The International Air Transport Association (IATA) and the International Chamber of Shipping (ICS) are jointly calling on governments to take urgent measures to facilitate crew change flights for seafarers.
Each month about 100,000 merchant seafarers need to be changed over from the ships on which they operate to ensure compliance with international maritime regulations protecting safety, health and welfare.
Though there have been some recent signs of movement to free up crew change restriction at seaports, as a result of government-imposed travel restrictions due to COVID-19, flights to repatriate or position marine personnel are unavailable. Immigration and health screening protocols are also hampering the ability of merchant ships to conduct vitally necessary crew changes. IATA and ICS are working together to come forward with safe and pragmatic solutions that governments can implement to facilitate crew changes at certain airports.
“Airlines have been required to cut passenger services in the fight to stop the spread of COVID-19. But if Governments identify airports that seafarers can use for crew changes and make appropriate adjustments to current health and immigration protocols, airlines can help keep global logistics moving,” said Alexandre de Juniac, IATA’s Director General and CEO.
ICS and IATA are calling on all governments to designate a specific and limited number of crew change airports for the safe movement and repatriation of crew. This would achieve critical mass for the resumption of crew change flights to these airports, keeping global supply chains open.

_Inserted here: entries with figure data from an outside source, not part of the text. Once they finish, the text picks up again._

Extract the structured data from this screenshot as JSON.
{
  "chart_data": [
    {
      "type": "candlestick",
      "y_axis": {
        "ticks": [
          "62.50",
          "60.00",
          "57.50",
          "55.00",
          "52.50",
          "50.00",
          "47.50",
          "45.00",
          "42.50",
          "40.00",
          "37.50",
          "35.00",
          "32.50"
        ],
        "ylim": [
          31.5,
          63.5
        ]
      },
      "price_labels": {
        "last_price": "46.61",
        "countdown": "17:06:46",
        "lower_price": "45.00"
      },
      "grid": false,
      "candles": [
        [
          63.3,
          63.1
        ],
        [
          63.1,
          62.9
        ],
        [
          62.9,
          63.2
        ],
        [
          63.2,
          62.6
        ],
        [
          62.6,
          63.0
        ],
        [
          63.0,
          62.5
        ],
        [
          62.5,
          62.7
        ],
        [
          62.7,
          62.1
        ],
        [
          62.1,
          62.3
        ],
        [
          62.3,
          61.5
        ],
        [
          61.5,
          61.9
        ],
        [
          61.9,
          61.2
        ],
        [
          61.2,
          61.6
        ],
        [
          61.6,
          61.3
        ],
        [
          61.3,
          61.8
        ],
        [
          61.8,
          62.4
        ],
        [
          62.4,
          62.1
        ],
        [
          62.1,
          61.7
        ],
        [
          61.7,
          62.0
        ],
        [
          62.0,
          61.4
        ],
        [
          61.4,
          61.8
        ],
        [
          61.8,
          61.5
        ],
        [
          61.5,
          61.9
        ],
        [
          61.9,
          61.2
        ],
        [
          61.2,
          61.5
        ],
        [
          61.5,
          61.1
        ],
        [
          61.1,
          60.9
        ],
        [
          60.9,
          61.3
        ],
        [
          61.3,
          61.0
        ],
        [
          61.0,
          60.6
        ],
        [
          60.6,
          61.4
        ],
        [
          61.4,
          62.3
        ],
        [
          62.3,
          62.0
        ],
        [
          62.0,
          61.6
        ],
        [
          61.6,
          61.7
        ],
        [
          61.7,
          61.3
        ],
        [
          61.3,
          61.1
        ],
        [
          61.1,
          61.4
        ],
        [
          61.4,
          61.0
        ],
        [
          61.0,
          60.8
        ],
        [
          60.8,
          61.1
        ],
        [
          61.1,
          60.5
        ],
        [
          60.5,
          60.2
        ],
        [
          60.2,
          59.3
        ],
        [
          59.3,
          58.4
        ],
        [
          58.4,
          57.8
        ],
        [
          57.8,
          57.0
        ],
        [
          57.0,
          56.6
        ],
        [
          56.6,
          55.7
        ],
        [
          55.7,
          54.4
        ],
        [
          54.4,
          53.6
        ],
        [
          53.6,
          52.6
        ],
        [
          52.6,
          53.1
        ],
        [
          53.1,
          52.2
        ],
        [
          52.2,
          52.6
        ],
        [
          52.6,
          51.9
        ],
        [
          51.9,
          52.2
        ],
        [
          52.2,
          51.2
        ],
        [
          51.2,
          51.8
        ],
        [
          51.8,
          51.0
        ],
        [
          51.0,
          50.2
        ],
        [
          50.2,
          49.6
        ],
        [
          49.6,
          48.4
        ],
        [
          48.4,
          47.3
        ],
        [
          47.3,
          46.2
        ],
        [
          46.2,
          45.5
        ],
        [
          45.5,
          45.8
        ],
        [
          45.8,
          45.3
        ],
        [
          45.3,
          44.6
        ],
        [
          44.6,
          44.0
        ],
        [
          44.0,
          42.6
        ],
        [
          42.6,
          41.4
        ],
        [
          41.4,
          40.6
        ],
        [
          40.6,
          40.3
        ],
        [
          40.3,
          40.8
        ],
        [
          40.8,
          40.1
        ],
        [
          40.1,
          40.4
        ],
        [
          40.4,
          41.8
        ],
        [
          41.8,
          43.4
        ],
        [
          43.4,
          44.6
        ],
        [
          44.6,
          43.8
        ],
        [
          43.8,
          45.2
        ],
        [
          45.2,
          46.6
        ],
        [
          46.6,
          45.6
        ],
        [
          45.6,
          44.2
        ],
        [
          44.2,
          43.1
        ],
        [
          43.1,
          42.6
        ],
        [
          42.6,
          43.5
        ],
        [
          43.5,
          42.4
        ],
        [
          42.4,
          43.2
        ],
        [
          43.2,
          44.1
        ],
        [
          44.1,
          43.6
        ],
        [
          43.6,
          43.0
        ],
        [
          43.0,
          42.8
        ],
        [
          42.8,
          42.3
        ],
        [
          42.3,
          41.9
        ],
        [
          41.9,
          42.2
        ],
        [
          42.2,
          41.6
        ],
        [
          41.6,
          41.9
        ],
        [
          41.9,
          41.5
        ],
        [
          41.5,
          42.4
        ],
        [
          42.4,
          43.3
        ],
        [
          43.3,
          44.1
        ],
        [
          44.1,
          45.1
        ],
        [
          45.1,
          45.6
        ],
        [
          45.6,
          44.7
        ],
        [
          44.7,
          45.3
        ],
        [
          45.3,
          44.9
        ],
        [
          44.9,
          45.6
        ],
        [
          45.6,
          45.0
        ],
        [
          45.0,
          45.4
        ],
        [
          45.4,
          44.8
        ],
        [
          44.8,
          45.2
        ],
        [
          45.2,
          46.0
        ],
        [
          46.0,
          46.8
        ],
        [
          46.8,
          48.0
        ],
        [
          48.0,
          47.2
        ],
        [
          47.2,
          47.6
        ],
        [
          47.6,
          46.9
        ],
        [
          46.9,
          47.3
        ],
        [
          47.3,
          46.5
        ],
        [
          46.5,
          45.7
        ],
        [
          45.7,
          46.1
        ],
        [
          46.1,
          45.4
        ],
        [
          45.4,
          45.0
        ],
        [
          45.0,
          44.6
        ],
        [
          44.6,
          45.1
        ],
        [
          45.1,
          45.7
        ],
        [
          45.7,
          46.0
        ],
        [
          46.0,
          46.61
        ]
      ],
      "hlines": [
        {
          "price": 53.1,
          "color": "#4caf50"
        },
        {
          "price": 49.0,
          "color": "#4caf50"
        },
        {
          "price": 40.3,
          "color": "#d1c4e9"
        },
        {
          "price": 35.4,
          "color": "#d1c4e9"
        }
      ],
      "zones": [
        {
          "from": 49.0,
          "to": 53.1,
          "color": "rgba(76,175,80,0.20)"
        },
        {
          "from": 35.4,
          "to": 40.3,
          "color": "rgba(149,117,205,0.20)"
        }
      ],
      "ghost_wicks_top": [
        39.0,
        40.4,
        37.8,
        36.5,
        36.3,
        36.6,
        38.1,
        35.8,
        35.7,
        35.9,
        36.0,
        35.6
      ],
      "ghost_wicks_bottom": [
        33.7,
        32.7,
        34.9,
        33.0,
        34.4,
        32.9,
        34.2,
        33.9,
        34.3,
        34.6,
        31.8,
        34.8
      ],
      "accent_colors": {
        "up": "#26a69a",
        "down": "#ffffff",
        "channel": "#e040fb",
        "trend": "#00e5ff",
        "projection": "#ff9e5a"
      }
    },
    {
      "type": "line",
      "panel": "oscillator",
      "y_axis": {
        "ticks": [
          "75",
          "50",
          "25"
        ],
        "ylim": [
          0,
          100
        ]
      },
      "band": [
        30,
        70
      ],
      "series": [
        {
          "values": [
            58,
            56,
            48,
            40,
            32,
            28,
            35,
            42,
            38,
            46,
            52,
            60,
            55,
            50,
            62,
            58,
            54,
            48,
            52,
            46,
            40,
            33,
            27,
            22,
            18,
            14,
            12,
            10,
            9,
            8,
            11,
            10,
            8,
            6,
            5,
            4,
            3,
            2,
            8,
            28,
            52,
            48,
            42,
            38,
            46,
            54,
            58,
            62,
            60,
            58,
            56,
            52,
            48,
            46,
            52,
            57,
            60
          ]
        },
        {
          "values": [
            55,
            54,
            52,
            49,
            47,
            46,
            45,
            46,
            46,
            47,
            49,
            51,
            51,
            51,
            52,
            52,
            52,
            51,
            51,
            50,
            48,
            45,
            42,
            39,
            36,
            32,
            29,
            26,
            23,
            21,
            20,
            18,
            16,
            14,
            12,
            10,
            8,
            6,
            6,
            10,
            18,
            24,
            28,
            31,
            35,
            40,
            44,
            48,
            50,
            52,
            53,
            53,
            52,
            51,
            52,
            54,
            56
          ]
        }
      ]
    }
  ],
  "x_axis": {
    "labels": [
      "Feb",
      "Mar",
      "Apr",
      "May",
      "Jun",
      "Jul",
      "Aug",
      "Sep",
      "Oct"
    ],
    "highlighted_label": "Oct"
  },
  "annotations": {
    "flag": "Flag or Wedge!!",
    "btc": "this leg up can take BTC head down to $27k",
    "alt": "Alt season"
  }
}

Priority airports should include those close to major shipping lanes which also have direct air connections to principal seafarer countries of residence, such as China, India and the Philippines as well as destinations in western and eastern Europe.
FACILITATING MOVEMENT OF INTERNATIONAL TRANSPORT PERSONNEL
Aviation and shipping companies face common challenges in carrying out crew changes while complying with immigration and quarantine restrictions introduced by most governments around the world.
As authorities continue to battle COVID-19, international transport personnel operating aircraft and ships, or transiting international borders for duty, are often affected by national restrictions designed for passengers and non-essential personnel. When applied to crew that not interacting with local communities, these restrictions unnecessarily jeopardize the ability of airlines and shipping companies to keep global supply chains operating.
IATA and ICS are working with the International Civil Aviation Organization (ICAO) and the International Maritime Organization (IMO) – on recommendations to governments for standardized procedures and protocols for positioning crews whilst preventing the further spread of COVID-19.
KEEPING GLOBAL SUPPLY CHAINS OPERATING
The aviation and maritime transport industries are the lifeblood of the global economy, moving the goods and products necessary to allow society to continue to function efficiently throughout the COVID-19 crisis.
By volume, some 90% of global trade is delivered by ship, including food, energy, raw materials and manufactured products
Airlines carry, in addition to passengers, some 35% of global trade by value, including critical medicines and medical supplies
G20 governments, at their recent emergency meetings, committed to “minimize disruptions to trade and global supply chains” and identified the need to prioritize keeping air and sea logistics networks open and functioning efficiently.